Es war kalt geworden, nachdem die letzten Strahlen der Sonne am Horizont verschwunden waren und obwohl Pippin den Südländern dankbar für ihre erste länger anhaltende Pause und das wärmende Feuer war, das sie entzündet hatten, wuchs sein Gram gegen sie mit jeder Stunde, die er gezwungen war, in ihrer Gesellschaft zu verbringen. Sein Magen knurrte, da die spärlichen Mahlzeiten, die sie ab und zu einnahmen, nie lange vorhielten und er noch an den Essensrhythmus seines Volkes gewöhnt war. Außerdem wurde er von Gedanken an ihre ungewisse und wahrscheinlich gefährliche und schreckliche Zukunft geplagt. Er verstand nicht, was die Südländer mit dieser Entführung bezweckten, und da sie ihn selten lange mit Legolas sprechen ließen, konnte er sich mit dem Elben nicht darüber austauschen. Und leider richtete sich sein Gram nun langsam auch gegen seinen Freund, da Pippin das Gefühl hatte, dass dieser mehr wusste als er selbst. Weshalb hatte er wohl sonst ihre Fluchtpläne zurückgestellt und den besten Moment zur Flucht ungenutzt verstreichen lassen? Er verfolgte irgendeinen neuen Plan, in den er Pippin noch nicht einweihen konnte oder wollte.

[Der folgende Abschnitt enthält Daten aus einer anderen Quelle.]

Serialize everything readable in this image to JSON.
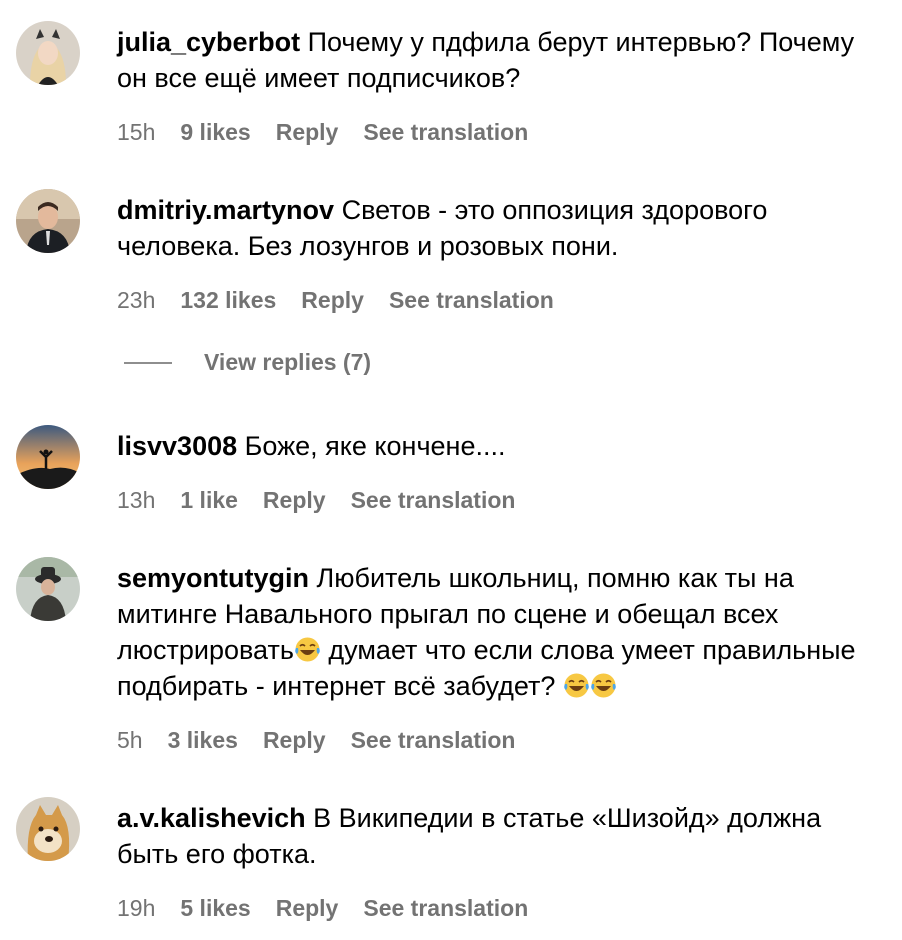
{
  "comments": [
    {
      "username": "julia_cyberbot",
      "text": "Почему у пдфила берут интервью? Почему он все ещё имеет подписчиков?",
      "time": "15h",
      "likes": "9 likes",
      "reply": "Reply",
      "translate": "See translation",
      "avatar": "avatar-girl"
    },
    {
      "username": "dmitriy.martynov",
      "text": "Светов - это оппозиция здорового человека. Без лозунгов и розовых пони.",
      "time": "23h",
      "likes": "132 likes",
      "reply": "Reply",
      "translate": "See translation",
      "avatar": "avatar-man-suit",
      "view_replies": "View replies (7)"
    },
    {
      "username": "lisvv3008",
      "text": "Боже, яке кончене....",
      "time": "13h",
      "likes": "1 like",
      "reply": "Reply",
      "translate": "See translation",
      "avatar": "avatar-sunset"
    },
    {
      "username": "semyontutygin",
      "text_parts": [
        "Любитель школьниц, помню как ты на митинге Навального прыгал по сцене и обещал всех люстрировать",
        " думает что если слова умеет правильные подбирать - интернет всё забудет? "
      ],
      "time": "5h",
      "likes": "3 likes",
      "reply": "Reply",
      "translate": "See translation",
      "avatar": "avatar-man-hat"
    },
    {
      "username": "a.v.kalishevich",
      "text": "В Википедии в статье «Шизойд» должна быть его фотка.",
      "time": "19h",
      "likes": "5 likes",
      "reply": "Reply",
      "translate": "See translation",
      "avatar": "avatar-doge"
    }
  ],
  "emoji": "face-with-tears-of-joy-emoji",
  "colors": {
    "meta": "#737373",
    "text": "#000000",
    "background": "#ffffff"
  }
}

Der Hobbit starrte missmutig ins Feuer und zog die wärmende Wolldecke, die ihm einer der Haradrim gegeben hatte, enger um seine Schultern. Netterweise hatten sie ihm die Fesseln abgenommen, da seine Hände vor Kälte ganz blau geworden waren und sie ihn wohl nicht als ernstzunehmende Gefahr ansahen. Er sah, wie schon viele Male zuvor, zu Legolas hinüber, der sich an einen der Felsen, die sie umgaben, gelehnt hatte und scheinbar abwesend in das knisternde Feuer starrte. Pippin war sich jedoch sicher, dass der Elb jede Regung, die um ihn herum vorging, wahrnahm. Er hatte noch nie erlebt, dass Legolas vollkommen abschaltete, während sie sich noch in einer bedrohlichen Lage befanden. Der Elb war durch und durch ein vorausschauender Krieger – es lag in seiner Natur, die Kontrolle über alles zu behalten, soweit es ihm möglich war.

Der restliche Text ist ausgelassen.